The Score
by Lillian Hammerstrom
Adebjia raises her hand, her french-tipped fingernails dancing in the dusty shafts of fluorescent lighting emanating from the drooping ceiling of her philosophy classroom. She has the right answer. She knows it’s right because she read it online the night before. But it’s her own idea, because she’s about to say it and no one else is.
Her opinions are always correct. They must be; she’s spent so much time thinking about them.
The body keeps score… but her mind feels like a meticulous high school basketball coach on a power trip, squeezing every technicality he can, begging the referees for a foul at every light shove or minor infraction. Being a basketball coach is his side hustle, though. That’s important to note. He works from 7:00 in the morning until 3:30 in the afternoon as an accountant—he takes a 30-minute lunch—and drives over to the local high school in his freshly washed, white Toyota Prius, which gives him an Eco Score when he drives in a manner that saves gas. He’s always running late for practice, but that doesn’t stop him from driving at a pace that fills molasses with envy.
For Adebjia, every action deserves a score. Every thought merits a calculation. Everything she does is a win or a loss, a subtraction or addition that amounts to who she is as a person.
And at this point, if she is merely a sum of numerical abstractions, is she anything?
She is still in class. The professor glances toward her, his eyes shifting behind thick rimmed glasses. She sees a glint of something there, or is it a shadow?

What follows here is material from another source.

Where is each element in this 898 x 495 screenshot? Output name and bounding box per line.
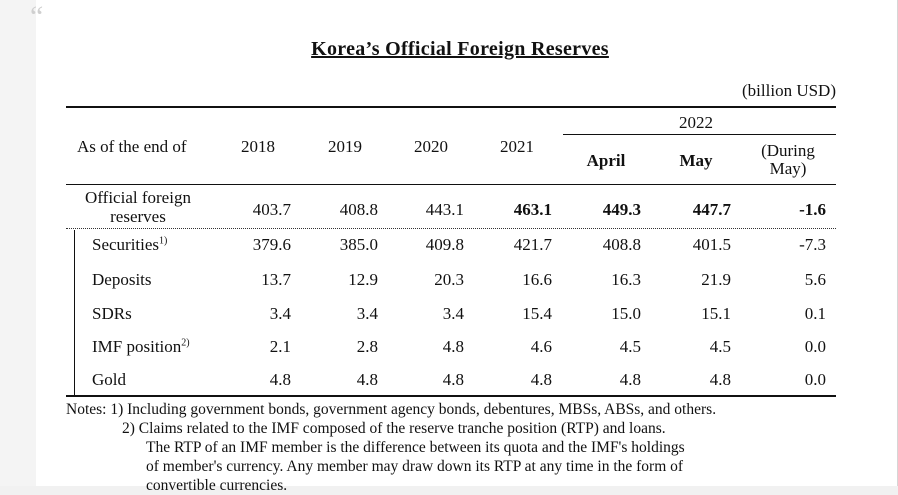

Some apprehension toward her coming words? Or mere boredom directed toward the monotony of his profession? Maybe she’s witnessing an existential crisis unfold right in front of her eyes, a teacher on the verge of a mental breakdown that will destroy his career forever…
“Yes, Addie?” he asks, and Adebjia almost jumps. “What do you think?”
What does she think? Would it be untruthful to say that she thinks exactly what she read? The information she found on the Internet was certainly divulged by an individual who spent some time formulating an opinion, an interpretation of the content she was tasked with exploring on her own. And what they said makes perfect sense. Adebjia cannot disagree. Whoever wrote such an eloquent, well-crafted analysis must have been correct. She knows because she read the writer’s bio on Wikipedia.
Adebjia rolled the question over and over in her mind, caressing every curve of her professor’s words within the folds of her fat, pink brain.
What. Do. I. Think?
Do. I. Think?
I. Don’t.
What is she, if not an amalgamation of a hundred opinions, a thousand analogies, a million thoughts that speed through her mind at a mile a minute? Perhaps she is just that. A thought, a sum, a score.
But that’s okay. Because keeping score has gotten her this far. So why start thinking now?